For the authorities, that momentum is impossible to obstruct. If there is downside to their good news, this is it. Six weeks ago, it was easier for people to accept every gloomy prognostication about what lay ahead. The numbers on the nightly news were appalling. There was no sense of what the end would look like, not to mind where it might be.
On the ground, if you had a friend or a family member working on the frontline, the numbers weren’t an abstract thing. All you had to do was ask how work was going. The answer was always stark and often haunting. It made thinking about the road ahead very simple. No sport, no nothing, not for the longest time. And that was absolutely fine. It was easy to suck it up.

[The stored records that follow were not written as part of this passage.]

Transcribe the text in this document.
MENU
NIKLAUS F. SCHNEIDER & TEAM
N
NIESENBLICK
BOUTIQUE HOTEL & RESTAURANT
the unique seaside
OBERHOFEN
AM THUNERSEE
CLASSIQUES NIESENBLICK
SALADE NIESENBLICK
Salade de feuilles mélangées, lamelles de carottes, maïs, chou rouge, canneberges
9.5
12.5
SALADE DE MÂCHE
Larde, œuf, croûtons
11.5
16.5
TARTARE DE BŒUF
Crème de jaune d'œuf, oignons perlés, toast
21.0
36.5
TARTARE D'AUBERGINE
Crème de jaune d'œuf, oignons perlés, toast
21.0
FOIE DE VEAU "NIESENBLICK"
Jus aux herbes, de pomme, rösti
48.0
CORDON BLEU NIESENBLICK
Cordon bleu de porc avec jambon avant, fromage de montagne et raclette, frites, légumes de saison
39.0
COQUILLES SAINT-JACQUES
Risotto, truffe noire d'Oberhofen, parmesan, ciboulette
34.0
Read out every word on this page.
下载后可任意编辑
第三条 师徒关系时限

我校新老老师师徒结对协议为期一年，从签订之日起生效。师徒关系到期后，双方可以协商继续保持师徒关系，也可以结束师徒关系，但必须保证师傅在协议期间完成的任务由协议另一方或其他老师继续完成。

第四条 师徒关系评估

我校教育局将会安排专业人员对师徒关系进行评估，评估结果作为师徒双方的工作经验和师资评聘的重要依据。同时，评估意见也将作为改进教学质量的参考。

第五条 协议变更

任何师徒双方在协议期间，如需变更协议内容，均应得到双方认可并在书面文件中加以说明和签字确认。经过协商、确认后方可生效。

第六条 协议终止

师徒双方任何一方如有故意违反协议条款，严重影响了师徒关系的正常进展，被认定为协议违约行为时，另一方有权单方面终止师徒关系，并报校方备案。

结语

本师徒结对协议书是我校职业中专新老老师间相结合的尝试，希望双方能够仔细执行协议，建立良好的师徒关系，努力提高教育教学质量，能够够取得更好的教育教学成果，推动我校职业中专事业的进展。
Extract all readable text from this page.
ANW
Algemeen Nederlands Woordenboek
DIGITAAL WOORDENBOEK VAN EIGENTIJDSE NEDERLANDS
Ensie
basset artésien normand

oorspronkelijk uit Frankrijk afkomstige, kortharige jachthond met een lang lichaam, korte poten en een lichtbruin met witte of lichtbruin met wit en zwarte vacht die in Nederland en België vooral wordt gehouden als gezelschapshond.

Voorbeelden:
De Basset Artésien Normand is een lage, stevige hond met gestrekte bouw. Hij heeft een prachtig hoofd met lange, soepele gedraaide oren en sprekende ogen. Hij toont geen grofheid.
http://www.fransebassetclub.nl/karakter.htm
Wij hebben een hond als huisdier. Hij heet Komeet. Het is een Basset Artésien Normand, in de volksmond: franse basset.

Nothing focuses the mind of a club chairman like the threat of not being insured if somebody comes to mischief on your property
Now that the news is apparently good – or at least less bad – keeping a lid on everyone’s urges is a trickier task. If there’s fewer than 2,000 cases in the country and the majority of them are in the cities, it gets harder and harder to tell people why they can’t do something they see as not just harmless but good for them. Especially in rural areas.
In that landscape, the GAA’s decision to order all club grounds to stay shut until July 20th at the earliest looks increasingly untenable. While clearly well-intentioned, it’s going to look like taking a sledgehammer to crack a nut soon enough if everything keeps going in the right direction.
Think about it – it’s two months ago yesterday (Sunday) since the lockdown was announced by the government. Never has there been a longer two months in any of our lives. Now let’s say you’re living in a rural village in Kerry or Mayo or Donegal or wherever. Is it really possible to imagine going another two months through the best of the weather without being allowed set foot on the local pitch?
Mischief
People aren’t going to take it. The GAA knows this, of course, which is why they knew to accompany the shutdown order with the suspension of the Player Injuries Benefit Scheme. Nothing focuses the mind of a club chairman like the threat of not being insured if somebody comes to mischief on your property.
But even so, you’d have to imagine that the groundswell will change minds in Croke Park sooner rather than later. Every conversation you have with a GAA player or manager or official now includes a moan at the plight of members who are being deprived access to The Field. At a time when the headline news seems to be going broadly to plan, it looks wilful on the GAA’s part to shut themselves down unilaterally. Especially when their members are making do in parks and green spaces across the land.
Momentum. If and when they change their minds, people will move onto the next thing. If clubs can open and the numbers don’t go bad again, then maybe there can be matches. And if there can be matches and the numbers don’t go bad again, then maybe there can be a championship. Momentum will push it all along, carried by its own weight.
The year might not be done yet after all.